Shifts in publishing and what it means for authors

  • fewer people to work on more and more books
  • authors and agents are to some extent picking up the workload
  • fewer marketing dollars means that authors need to build relationships, cross market their books, build author groups
  • your book has to be closer to ‘ready to go’ than in the past, and your agent needs to be convinced of that too
  • writing groups and critique groups are effective ways to get your book ‘ready to go’
  • smaller presses may have more time to help launch an author
  • the marketing you’ve done and the platform you’ve established are a factor in taking on an author

Response time to requests for partial or full MS

  • agents are so overworked, things fall through the cracks
  • variety of work taken on by agents and amount of work have increased exponentially
  • most agents and editors don’t have any time to give feedback when they decline a novel
  • most agents and editors are overwhelmed with work, feel like they’re doing the job of 5 people
  • agents have narrowed their interests

Cultural Appropriation

  • sensitivity is crucial – extensively research the experience you’re writing about
  • get the right readers to proof your work
  • be clear on why you are the right person to write this particular story
  • can a publisher get you on media appearances (radio, TV, articles) as the author of this particular book
  • and yet, isn’t all writing about putting yourself in the shoes of someone else?

Why do agent-author relationships break down?

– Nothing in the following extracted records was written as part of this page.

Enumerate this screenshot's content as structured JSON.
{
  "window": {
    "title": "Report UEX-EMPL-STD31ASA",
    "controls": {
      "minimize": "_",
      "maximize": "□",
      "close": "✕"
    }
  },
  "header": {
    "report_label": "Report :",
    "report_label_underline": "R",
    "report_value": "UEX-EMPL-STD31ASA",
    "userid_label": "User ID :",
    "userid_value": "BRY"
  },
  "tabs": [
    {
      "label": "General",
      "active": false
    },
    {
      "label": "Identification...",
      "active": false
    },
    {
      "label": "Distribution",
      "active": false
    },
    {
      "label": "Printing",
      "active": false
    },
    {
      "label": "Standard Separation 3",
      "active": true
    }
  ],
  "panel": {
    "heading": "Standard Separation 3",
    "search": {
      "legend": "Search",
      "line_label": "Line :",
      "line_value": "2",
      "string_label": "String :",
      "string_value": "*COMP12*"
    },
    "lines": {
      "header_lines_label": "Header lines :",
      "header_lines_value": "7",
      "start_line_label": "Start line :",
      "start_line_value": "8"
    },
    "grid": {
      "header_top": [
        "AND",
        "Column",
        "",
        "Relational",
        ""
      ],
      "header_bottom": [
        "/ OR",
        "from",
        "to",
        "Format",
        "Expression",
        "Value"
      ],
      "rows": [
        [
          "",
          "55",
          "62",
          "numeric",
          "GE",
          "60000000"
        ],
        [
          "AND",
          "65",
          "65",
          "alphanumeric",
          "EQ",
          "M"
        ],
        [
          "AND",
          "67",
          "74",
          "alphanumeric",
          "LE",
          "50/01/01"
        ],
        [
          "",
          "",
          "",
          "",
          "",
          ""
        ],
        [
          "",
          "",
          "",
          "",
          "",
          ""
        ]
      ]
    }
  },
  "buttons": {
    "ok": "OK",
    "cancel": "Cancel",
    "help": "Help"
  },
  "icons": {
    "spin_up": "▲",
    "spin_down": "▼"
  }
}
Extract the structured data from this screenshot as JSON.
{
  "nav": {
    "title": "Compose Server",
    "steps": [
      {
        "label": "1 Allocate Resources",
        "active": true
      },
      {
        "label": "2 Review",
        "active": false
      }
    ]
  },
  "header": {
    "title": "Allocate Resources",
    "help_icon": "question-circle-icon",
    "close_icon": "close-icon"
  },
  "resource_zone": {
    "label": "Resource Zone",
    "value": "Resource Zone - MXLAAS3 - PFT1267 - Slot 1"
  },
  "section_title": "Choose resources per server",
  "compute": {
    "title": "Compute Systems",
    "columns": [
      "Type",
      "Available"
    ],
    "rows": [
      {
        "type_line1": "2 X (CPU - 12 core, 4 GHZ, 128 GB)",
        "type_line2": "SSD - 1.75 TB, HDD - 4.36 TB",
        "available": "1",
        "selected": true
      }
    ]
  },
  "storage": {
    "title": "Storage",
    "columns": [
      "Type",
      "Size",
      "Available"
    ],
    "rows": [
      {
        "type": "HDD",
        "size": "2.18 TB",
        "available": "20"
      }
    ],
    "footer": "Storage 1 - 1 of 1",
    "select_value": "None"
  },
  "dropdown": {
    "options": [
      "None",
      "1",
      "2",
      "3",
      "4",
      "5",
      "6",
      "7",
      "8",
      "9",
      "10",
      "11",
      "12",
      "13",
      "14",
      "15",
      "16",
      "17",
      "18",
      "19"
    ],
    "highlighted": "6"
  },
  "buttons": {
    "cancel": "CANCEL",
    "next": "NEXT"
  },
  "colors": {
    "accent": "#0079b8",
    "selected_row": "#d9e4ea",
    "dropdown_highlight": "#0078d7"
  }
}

  • when authors aren’t listening to feedback and advice
  • when authors go in a different direction than the agent works with
  • when authors express anger toward staff or assistants
  • you are entitled to information about your novel and where it’s at – yet you still need to ask for such information with courtesy
  • transparency of communication is important
  • as an example, an author brought her husband, who was a lawyer, onto a Zoom call with her agent; Agent severed the relationship
  • agents have preferences, authors should respect this

What about prologues?

  • some sense that using prologues is not a good idea
  • if you’re worried about it for your query, take it out, you can always put it back in
  • readers these days have no patience and a prologue can be seen as slowing things down or as a delay to the main story; readers want to know the stakes right away

Debut authors

  • agents and editors can get excited about a debut author – represents something new and fresh
  • agents and editors will want to hear what other ideas you have beyond your debut novel
  • a social media presence isn’t essential when first taken on, but it is once you’re accepted
  • you should be looking to build a brand, so don’t jump around too much in terms of your novels

As always, I hope these conference notes are useful. You can read an earlier publishing industry perspective from 2019 – The State of Historical Fiction.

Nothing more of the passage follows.